Jonny spends his birthday mooching around town with one of his mates. Manikin and I are following him, while FX checks out the house where the party will take place. This is a little more awkward, because we should all be in school. None of us go – we just kind of educate ourselves along the way. Mani's taller than me, and can look a lot older when she wants to, but I'm always nervous when I'm out on a weekday. The Safe-Guards can't stop and question me, of course, but a copper might – if you ever saw them out on the streets anymore.

Jonny splits off from his friend, agreeing to meet up later that afternoon. I wander after him as he makes his way into an internet café. Mani and I have been leap-frogging, swapping positions with each other so that neither of us has to shadow him too closely. I'm hanging behind him and watch him take a seat against the wall on the far side. I pay for a half hour and a bottle of water, then sit down at a PC that gives me a half-decent view over his shoulder.

Manikin comes in a minute later and does the same, sitting a couple of rows in front and to the right of him. She brings up some website that's mostly black, and I realize she can watch Jonny without him noticing, because he's reflected on her screen. We both have our earpieces in, so we can talk to each other.
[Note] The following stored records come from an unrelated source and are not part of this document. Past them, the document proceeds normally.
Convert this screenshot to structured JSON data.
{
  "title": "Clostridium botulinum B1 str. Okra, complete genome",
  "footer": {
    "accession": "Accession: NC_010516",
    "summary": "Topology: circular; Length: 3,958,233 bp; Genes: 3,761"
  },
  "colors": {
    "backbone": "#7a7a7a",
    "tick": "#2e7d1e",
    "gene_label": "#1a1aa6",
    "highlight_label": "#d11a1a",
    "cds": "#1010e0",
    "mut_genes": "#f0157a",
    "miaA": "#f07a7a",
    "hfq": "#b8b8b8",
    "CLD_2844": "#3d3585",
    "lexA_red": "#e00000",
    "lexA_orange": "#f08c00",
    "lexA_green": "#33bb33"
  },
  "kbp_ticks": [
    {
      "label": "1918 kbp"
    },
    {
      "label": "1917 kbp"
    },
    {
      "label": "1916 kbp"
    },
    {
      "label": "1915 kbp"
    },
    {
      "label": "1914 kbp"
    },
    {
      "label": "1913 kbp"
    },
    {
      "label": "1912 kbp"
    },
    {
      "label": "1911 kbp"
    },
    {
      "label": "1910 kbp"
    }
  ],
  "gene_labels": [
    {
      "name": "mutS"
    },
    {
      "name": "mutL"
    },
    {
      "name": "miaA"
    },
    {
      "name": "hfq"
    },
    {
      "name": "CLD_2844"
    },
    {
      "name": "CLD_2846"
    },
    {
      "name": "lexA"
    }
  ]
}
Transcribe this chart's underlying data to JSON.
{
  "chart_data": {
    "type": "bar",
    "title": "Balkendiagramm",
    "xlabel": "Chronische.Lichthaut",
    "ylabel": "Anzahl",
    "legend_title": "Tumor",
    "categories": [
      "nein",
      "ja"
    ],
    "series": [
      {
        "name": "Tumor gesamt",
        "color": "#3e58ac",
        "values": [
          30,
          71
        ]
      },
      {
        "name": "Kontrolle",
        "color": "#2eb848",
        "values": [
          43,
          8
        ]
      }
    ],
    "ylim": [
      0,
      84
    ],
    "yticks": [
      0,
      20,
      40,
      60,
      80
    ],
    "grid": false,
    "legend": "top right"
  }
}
"I can't see his screen," Manikin says. "What's he doing?"

"Checking his emails," I reply softly. "It's not from the account that FX found on his phone though. Can't make out what he's reading – but it looks like numbers ... Hang on ..."
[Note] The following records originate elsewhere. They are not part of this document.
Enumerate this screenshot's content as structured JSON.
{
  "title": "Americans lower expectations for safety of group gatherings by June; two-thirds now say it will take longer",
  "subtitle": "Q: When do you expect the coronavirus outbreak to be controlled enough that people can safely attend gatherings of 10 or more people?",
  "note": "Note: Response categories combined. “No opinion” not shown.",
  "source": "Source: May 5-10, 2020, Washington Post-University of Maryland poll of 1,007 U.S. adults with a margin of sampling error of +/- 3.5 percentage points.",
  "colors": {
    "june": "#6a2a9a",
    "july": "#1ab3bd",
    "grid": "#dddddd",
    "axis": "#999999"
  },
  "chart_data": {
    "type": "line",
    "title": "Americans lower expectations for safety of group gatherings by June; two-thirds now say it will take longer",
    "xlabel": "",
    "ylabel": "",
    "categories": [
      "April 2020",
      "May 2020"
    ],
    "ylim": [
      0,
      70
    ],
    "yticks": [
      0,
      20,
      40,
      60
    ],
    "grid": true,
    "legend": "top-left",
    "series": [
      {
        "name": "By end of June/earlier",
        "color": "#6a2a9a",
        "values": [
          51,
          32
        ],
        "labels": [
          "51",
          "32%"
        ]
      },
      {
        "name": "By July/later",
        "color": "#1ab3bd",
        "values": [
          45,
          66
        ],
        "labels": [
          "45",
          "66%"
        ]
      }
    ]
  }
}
Jonny has a book out on the desk beside him – an old paperback. He's glancing repeatedly up at the screen and down at the book, flicking quickly through the pages. I get a glimpse of the title on the cover: Strangled Silence. It's one of those paranoid surveillance state thrillers – became a bit of an underground classic after the WatchWorld system was introduced and those kinds of books were quietly withdrawn from the shelves of libraries, bookshops and even online retailers.
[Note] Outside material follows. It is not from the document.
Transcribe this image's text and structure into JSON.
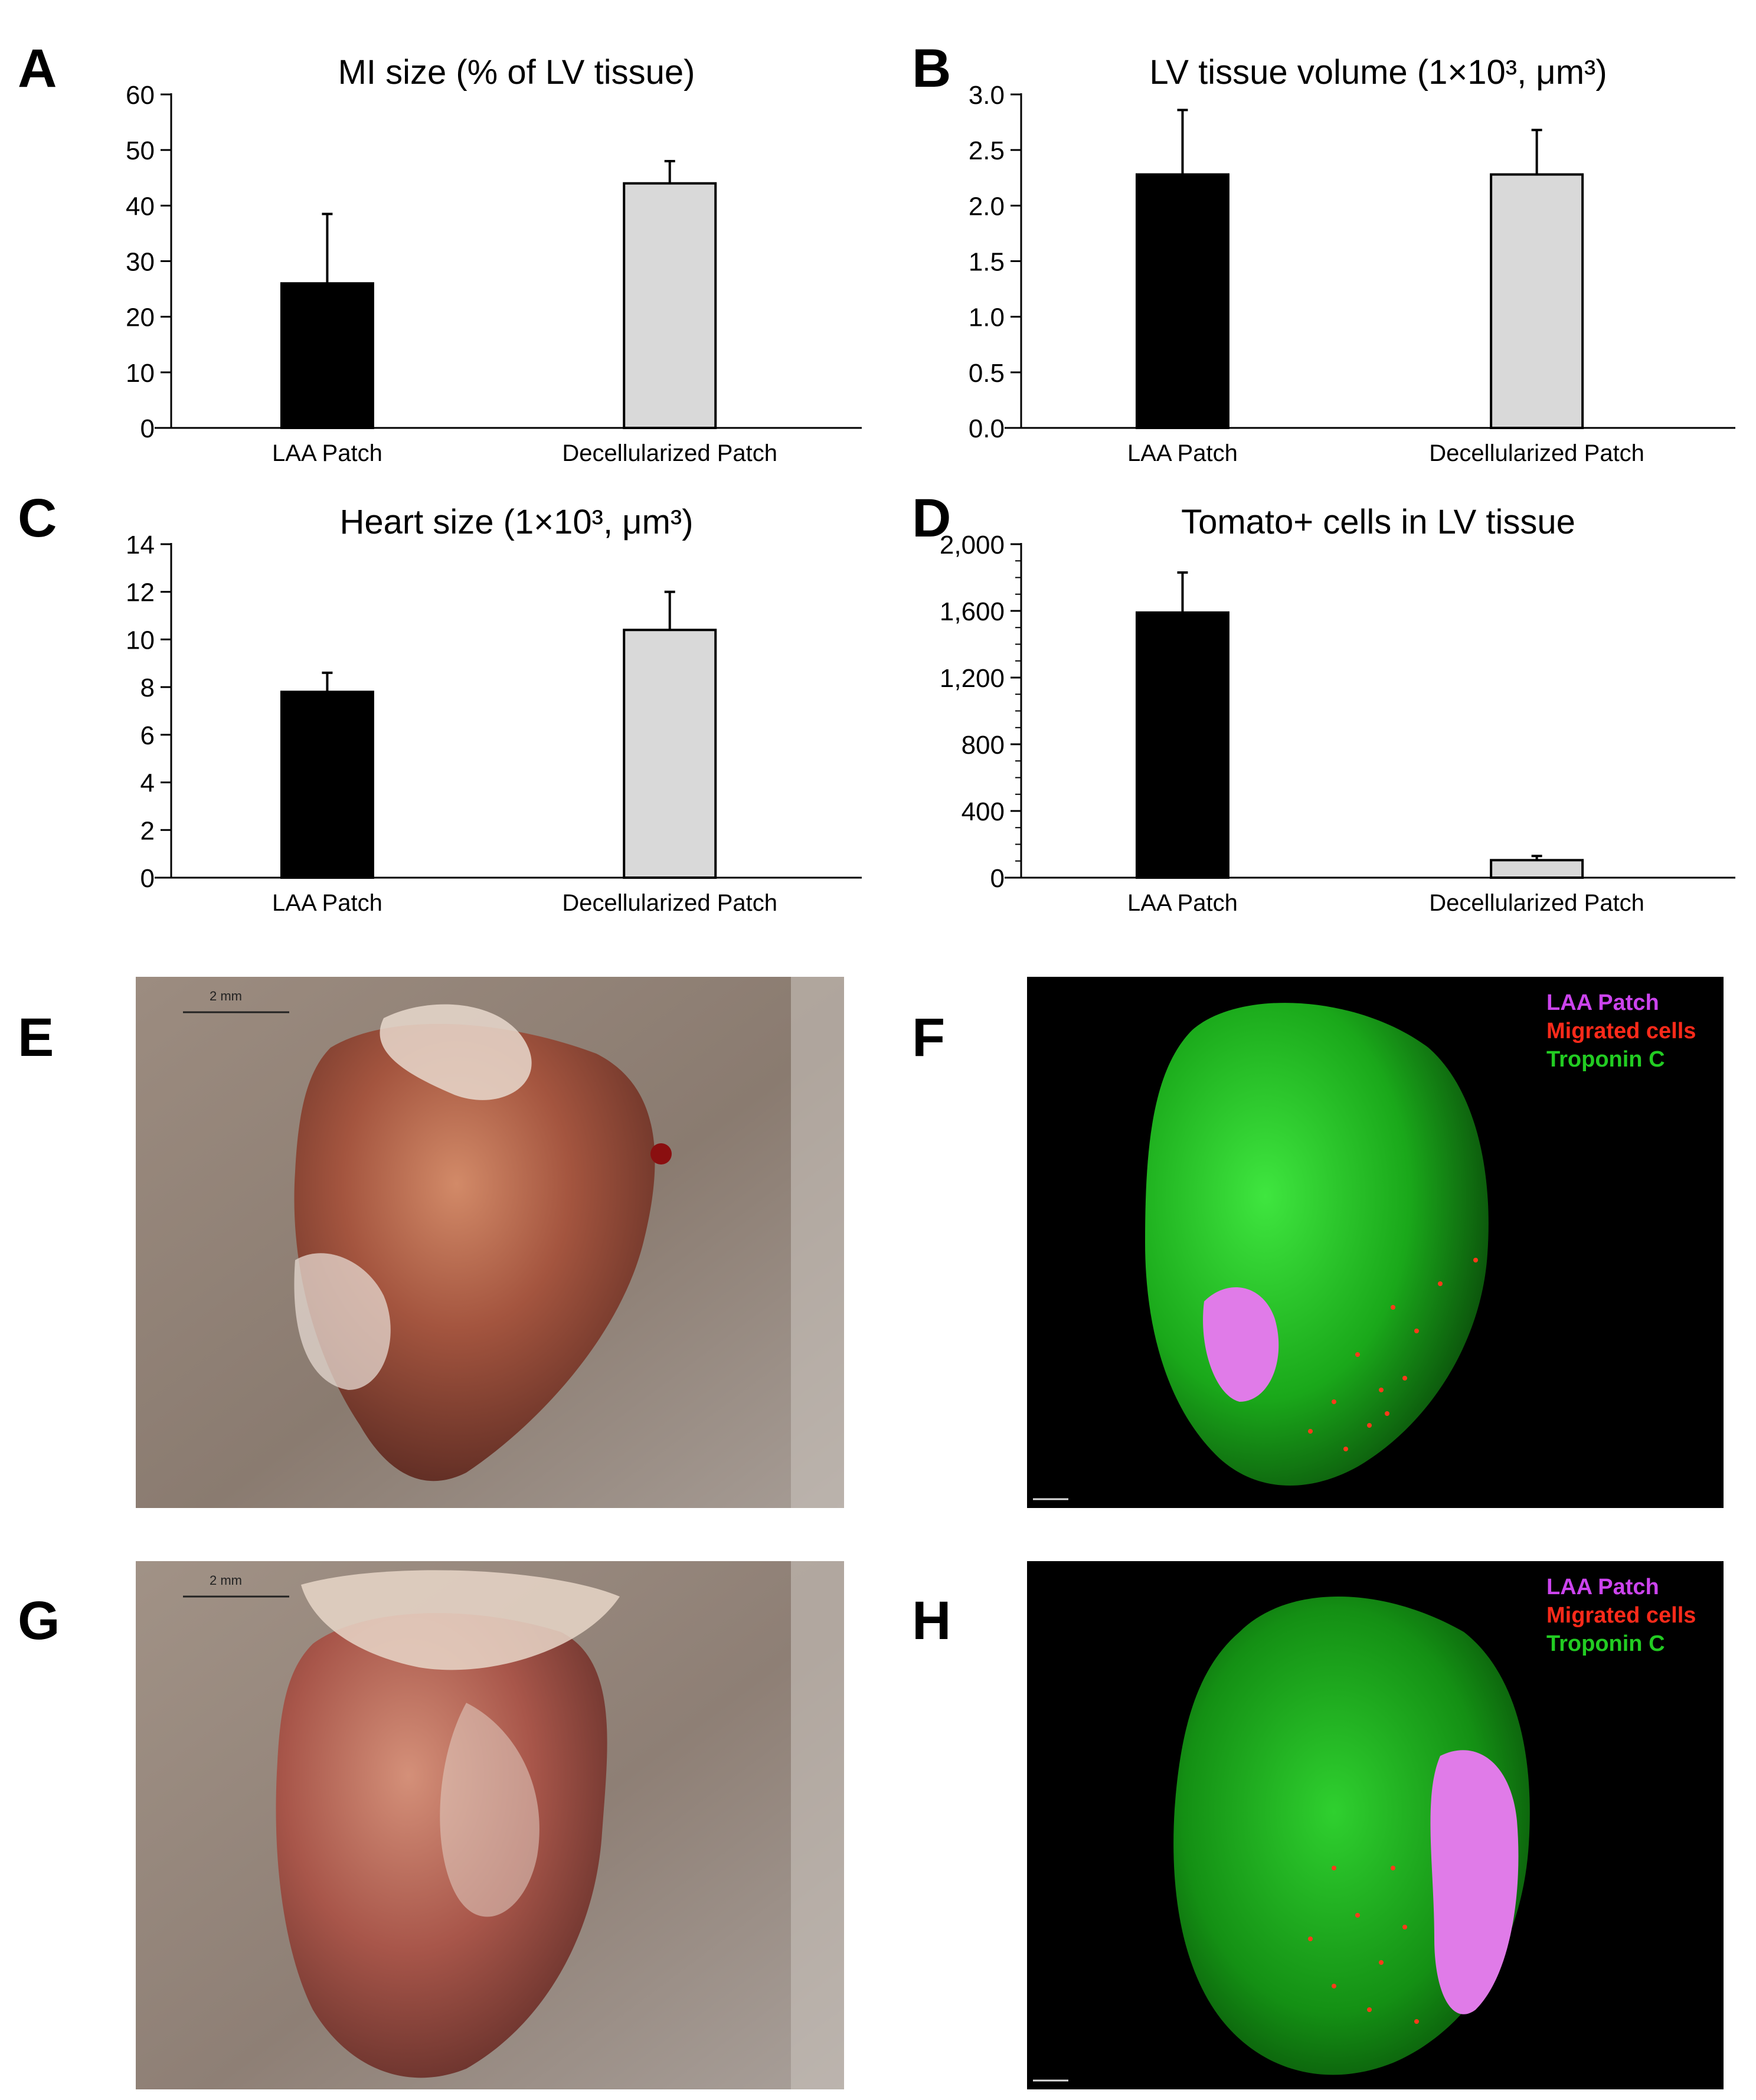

"Mani, he's reading something in code. Whatever it is, he's using the text of the book as a key. And who's he most likely to contact on the sly?"

"His dad," Manikin murmurs. "He's talking to his dad."

"That's a blacklisted book," I tell her. "I know a book dealer who can probably get me a copy. If we can get those numbers off the screen, we might be able to find out what they're saying."

It's a pretty secure but easy-to-use system of code, and very old school, but when you have a government that's suspicious of anyone who wants to hold onto their privacy, digitally encrypted emails tend to draw the attention of WatchWorld's hugely powerful computers, which trawl the web searching for criminal and terrorist communications. Old-fashioned codes like this are less likely to raise a red flag.

By using only page numbers, line numbers and a number to indicate which word on the line, you pick out words from the book to compose your message. Jonny's made a mistake by using it in public. The numbers should seem completely random with no pattern to them. Only somebody who knows which book to use, and has a similar printed edition, can decipher the message - ebooks are unreliable because the text reflows.

But now that we know what the book is, we can find each word that each set of numbers in the message refers to. Now all we need are the numbers in the message.